新建province_consumption_day_aggr.sh脚本文件,编写内容如下:

/opt/spark-3.2.3-bin-hadoop3.2/bin/spark-shell  
--conf 'spark.serializer=org.apache.spark.serializer.KryoSerializer'
--conf 'spark.sql.catalog.spark_catalog=org.apache.spark.sql.hudi.catalog.HoodieCatalog'
--conf 'spark.sql.extensions=org.apache.spark.sql.hudi.HoodieSparkSessionExtension' < /rgsoft/Desktop/Study/task/province_consumption_day_aggr.scala

1.3编写job4脚本

将任务4的SQL语句写入到provinceavgcmpregion.scala文件中,代码如下:

//(1)
spark.sql(
 """
   |create table if not exists `dws_ds_hudi`.`provinceavgcmpregion` (
   |`uuid` string,
   |`provinceid` int comment '省份表主键',
   |`provincename` string comment '省份名称',
   |`provinceavgconsumption` double comment '该省平均订单金额',
   |`region_id` int comment '地区表主键',
   |`region_name` string comment '地区名称',
   |`regionavgconsumption` double comment '地区平均订单金额',
   |`comparison` string comment '比较结果'
   | )using hudi
   |options (
   | type = 'cow',
   | primaryKey = 'uuid'
   |)
   |""".stripMargin)

//(2)

spark.sql(
 """
   |insert overwrite `dws_ds_hudi`.`provinceavgcmpregion`
   |select uuid() as `uuid`,a.`province_id`,a.`province_name`,a.`provinceavgconsumption`,a.`region_id`,a.`region_name`,a.`regionavgconsumption`,
   | case
   |   when a.`provinceavgconsumption`=a.`regionavgconsumption` then '相等'
   |   when a.`provinceavgconsumption`>a.`regionavgconsumption` then '高'
   |   else '低'
   | end as `comparison`
   | from
   |(select distinct
   |province_id,
   |province_name,
   |sum( case when year=2020 and month=4 then `total_amount` else 0 end) over(partition by province_id )/sum(case when year=2020 and month=4 then `total_count` else 0 end) over(partition by province_id ) as `provinceavgconsumption`,
   |region_id,
   |region_name,
   |sum(`total_amount`) over(partition by region_id)/sum(`total_count`) over(partition by region_id) as `regionavgconsumption`
   |from `dws_ds_hudi`.`province_consumption_day_aggr`) a
   |
   |""".stripMargin)

//(3)
spark.sql(
 """
   | create temporary view tmp
   |   using org.apache.spark.sql.jdbc
   |options(
   |   url 'jdbc:mysql://127.0.0.1:3306/shtd_result?useSSL=false&useUnicode=true&characterEncoding=utf8',
   |   dbtable 'provinceavgcmpregion',
   |   user 'root1',
   |   password '123456'
   |)
   |""".stripMargin)

//(4)
spark.sql(
 """
   |insert overwrite tmp
   |select
   |`provinceid`,
   |`provincename`,
   |`provinceavgconsumption`,
   |`region_id`,
   |`region_name`,
   |`regionavgconsumption`,
   |`comparison`
   |from `dws_ds_hudi`.`provinceavgcmpregion`
   |""".stripMargin)
//(5)
spark.sql("select * from tmp order by `provinceid` desc,`provinceavgconsumption` desc,`regionavgconsumption` desc limit 5").show()

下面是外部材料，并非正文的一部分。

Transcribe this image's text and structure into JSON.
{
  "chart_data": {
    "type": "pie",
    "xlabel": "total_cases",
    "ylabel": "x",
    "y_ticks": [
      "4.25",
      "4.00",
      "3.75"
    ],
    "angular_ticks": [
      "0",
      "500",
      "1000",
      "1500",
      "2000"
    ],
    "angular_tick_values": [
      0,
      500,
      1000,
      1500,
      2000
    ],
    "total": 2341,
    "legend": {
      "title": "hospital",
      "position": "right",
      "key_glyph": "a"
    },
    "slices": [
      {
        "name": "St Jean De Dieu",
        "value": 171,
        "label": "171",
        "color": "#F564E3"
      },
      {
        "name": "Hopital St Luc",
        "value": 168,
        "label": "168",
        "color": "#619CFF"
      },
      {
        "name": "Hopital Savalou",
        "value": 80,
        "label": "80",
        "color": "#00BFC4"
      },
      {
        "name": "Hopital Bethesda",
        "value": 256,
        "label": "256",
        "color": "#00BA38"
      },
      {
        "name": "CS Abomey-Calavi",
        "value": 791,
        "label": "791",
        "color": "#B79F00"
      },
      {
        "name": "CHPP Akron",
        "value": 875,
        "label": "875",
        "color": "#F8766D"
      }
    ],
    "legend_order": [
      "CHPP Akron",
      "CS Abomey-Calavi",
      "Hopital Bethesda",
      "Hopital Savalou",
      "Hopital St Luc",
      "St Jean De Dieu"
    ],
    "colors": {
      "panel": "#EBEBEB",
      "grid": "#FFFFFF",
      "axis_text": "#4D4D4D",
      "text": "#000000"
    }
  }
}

新建provinceavgcmpregion.sh脚本文件,编写内容如下:

/opt/spark-3.2.3-bin-hadoop3.2/bin/spark-shell  
--conf 'spark.serializer=org.apache.spark.serializer.KryoSerializer'
--conf 'spark.sql.catalog.spark_catalog=org.apache.spark.sql.hudi.catalog.HoodieCatalog'
--conf 'spark.sql.extensions=org.apache.spark.sql.hudi.HoodieSparkSessionExtension' < /rgsoft/Desktop/Study/task/provinceavgcmpregion.scala

1.4编写azkaban脚本

新建computeindex234.project文件,定义工作流版本信息,编写内容如下:

azkaban-flow-version: 2.0

新建computeindex234.flow文件,定义工作流节点信息,编写内容如下:

nodes:
- name: job1
  type: command
  config:
    command: echo '开始'

- name: job2
  type: command
  dependsOn:
    - job1
  config:
    command: sh user_consumption_day_aggr.sh

- name: job3
  type: command
  dependsOn:
    - job1
  config:
    command: sh province_consumption_day_aggr.sh

- name: job4
  type: command
  dependsOn:
    - job1
  config:
    command: sh provinceavgcmpregion.sh
- name: endjob
  type: command
  dependsOn:
    - job2
    - job3
    - job4
  config:
    command: echo '结束'

1.5打包上传azkaban脚本

在终端执行如下命令,将上面的所有sh脚本文件和azkaban配置文件压缩到zip文件中。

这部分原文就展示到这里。